You'll either accept or constantly question the word soup science mumbo jumbo to what our Marvels are attempting to stop, how they are brought together, and whether or not the plans of Ashton's Dar-Benn make any sense. Our latest evil Kree soldier is a bit too similar to Ronan (a character who I felt was hit-and-miss himself in Guardians of the Galaxy) with her hammer and genocidal tendencies that threatens Earth and several other planets across the universe but never feels all that threatening. Despite the chaos she causes, no Avenger nor other Marvel hero not already central to the plot make an appearance which is a growing problem with worldwide threats given how larger the hero count of the MCU has grown.

The Marvels does integrate Kamala's family into the storyline with them being drawn into the conflict given the switching of the their daughter with the other two heroes and keeps those familial ties alive for Kamala while she goes out on the glorious space team-up she always dreamed of. Nick Fury (Samuel L. Jackson) returns to his role as minor supporting character, which better fits the MCU-designed version of Fury, questioning events and providing some timely insight and advice to our heroes (and wisecracks for the audience). The plot aboard the space station is the one spot where the 105-minute running-time feels a bit long and has some fat which could be easily trimmed to cut out five or ten minutes.

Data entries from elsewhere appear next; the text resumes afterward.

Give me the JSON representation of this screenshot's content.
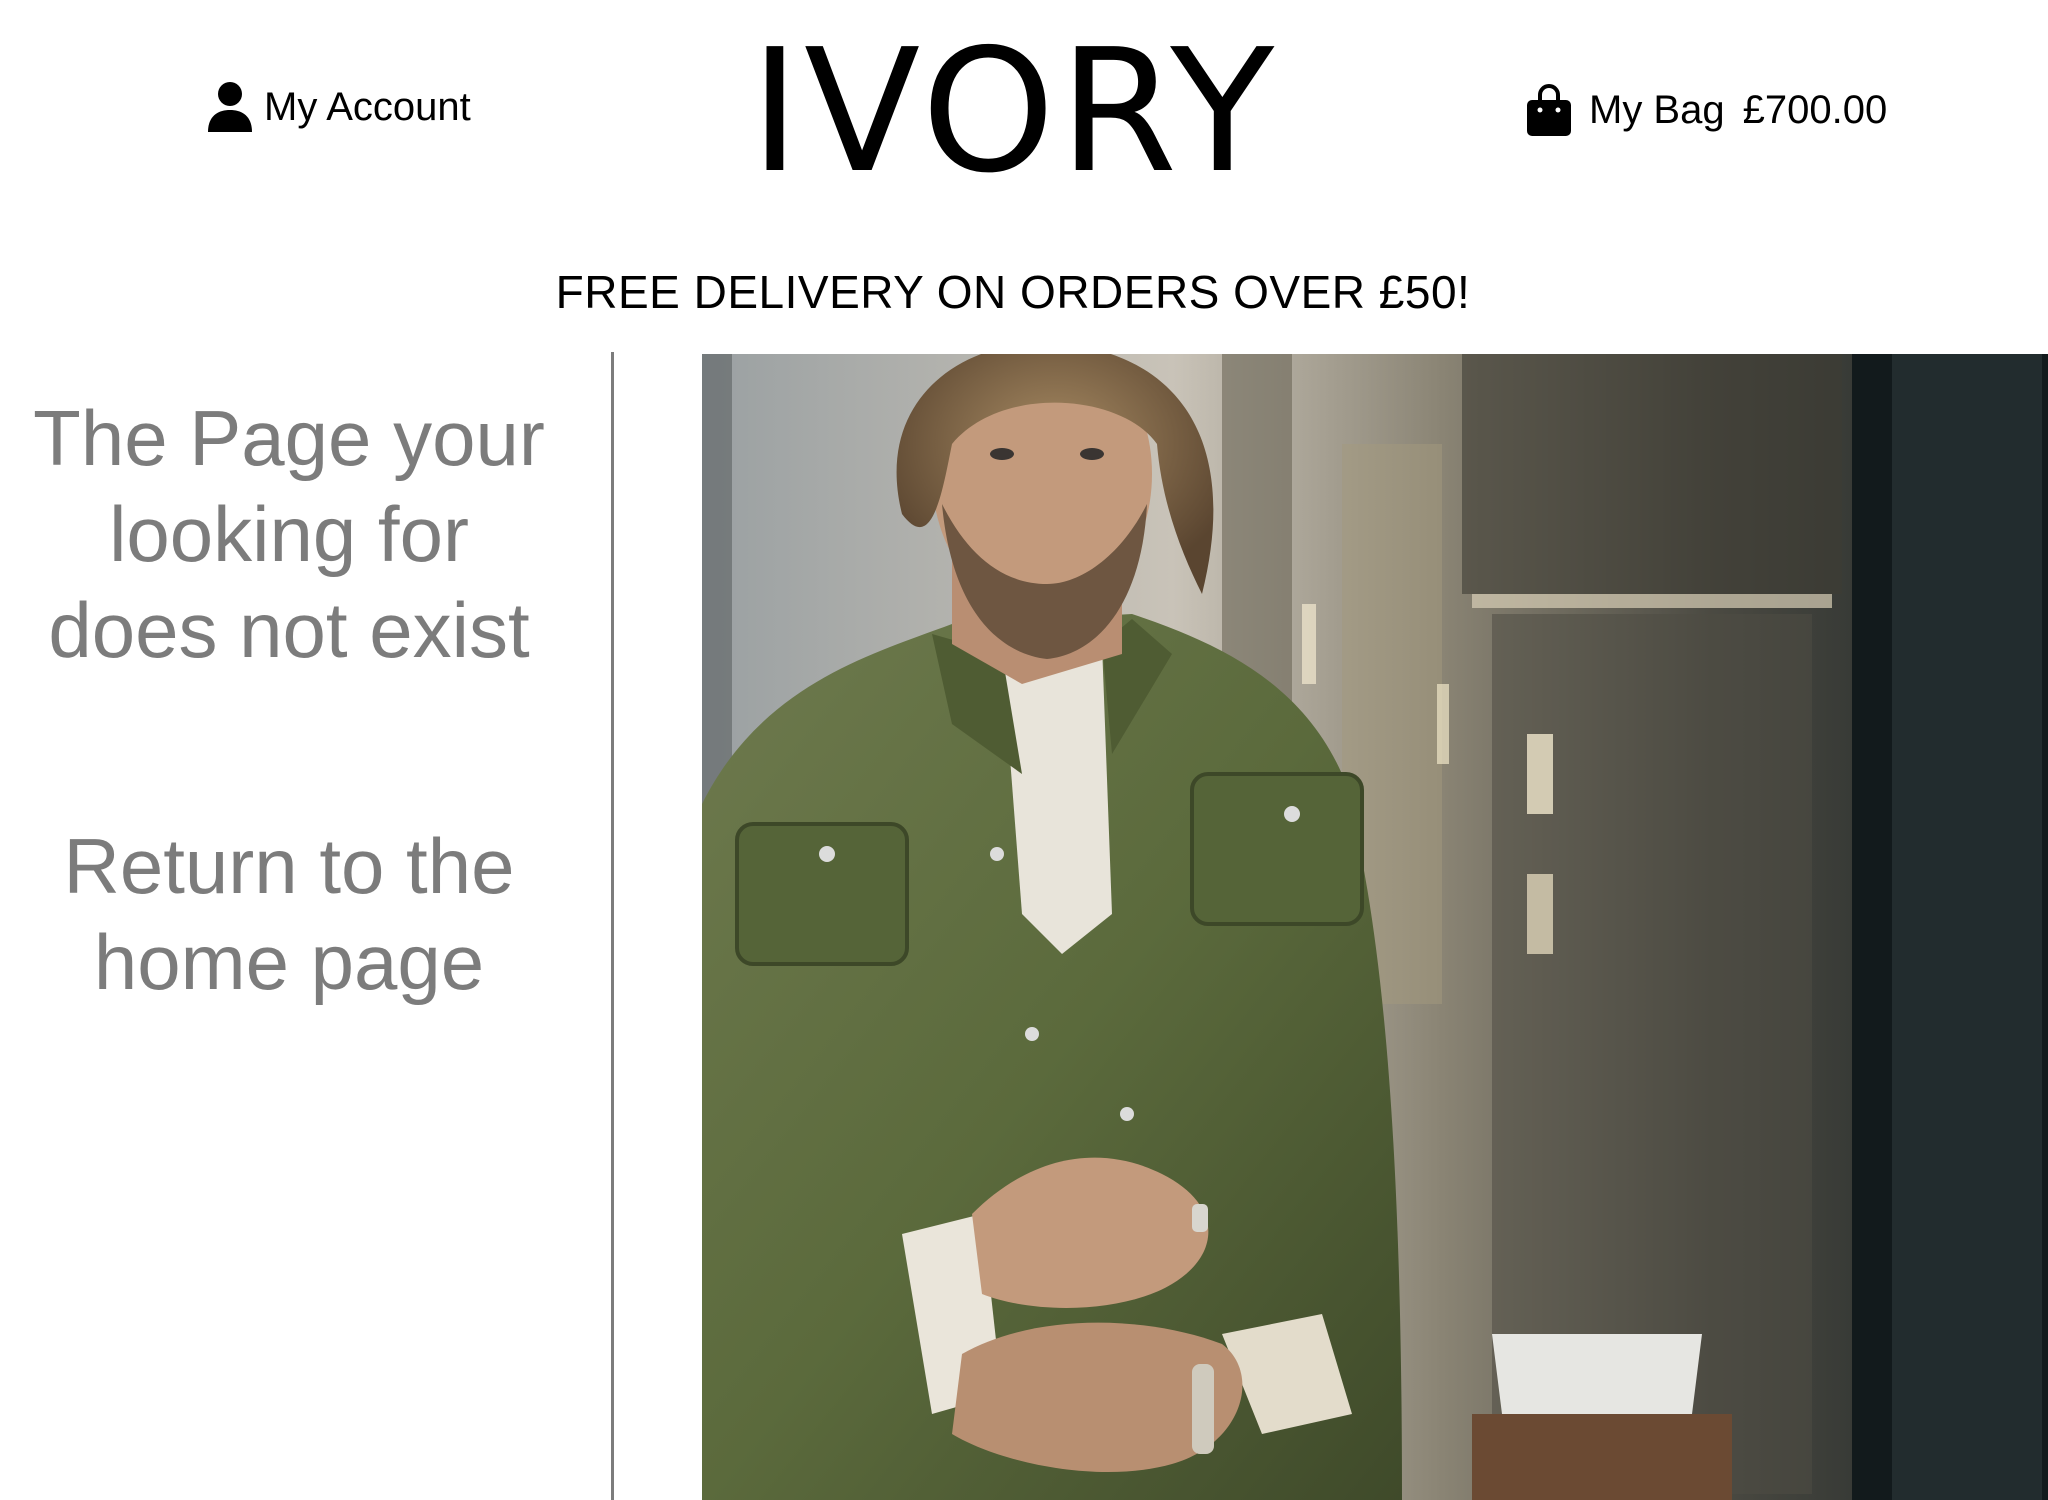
{
  "header": {
    "account_label": "My Account",
    "account_icon": "user-icon",
    "logo_text": "IVORY",
    "bag_label": "My Bag",
    "bag_total": "£700.00",
    "bag_icon": "shopping-bag-icon"
  },
  "promo": {
    "text": "FREE DELIVERY ON ORDERS OVER £50!"
  },
  "not_found": {
    "message_line1": "The Page your",
    "message_line2": "looking for",
    "message_line3": "does not exist",
    "home_link_line1": "Return to the",
    "home_link_line2": "home page"
  },
  "colors": {
    "text_primary": "#000000",
    "text_muted": "#7c7c7c",
    "background": "#ffffff",
    "divider": "#7c7c7c"
  }
}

Speaking of plot, the singing planet feels like a bit rather than an alien world, even for the wackier tone the film is going for, and lacks a punchline to justify the joke. At one point Kamala makes use of her power without her gauntlet which isn't explained or even noticed by other characters. Also, the film leaves several threads hanging with how it leaves events after the film's climax some of which are rather important including what becomes of the artifact that started all the craziness to begin with. 

The ending scenes, including the mid-credit scene, offer glimpses to where the MCU might dip its toes in next which admittedly look more interesting that various recent Marvel projects (and, honestly, more interesting to me than much of the plot of this film). The Marvels skates by mostly on charm, strong effects, and the female energy of our heroic trio which helps cover up many of the rougher spots in the script. Because it was never dealt with prior, The Marvels is forced to deal with Carol's personal baggage here. While this works feeding into the motivations of our villain, it doesn't solve the awkwardness of waiting so long to deal with these events and their consequences which doesn't do the character or the movie any favors.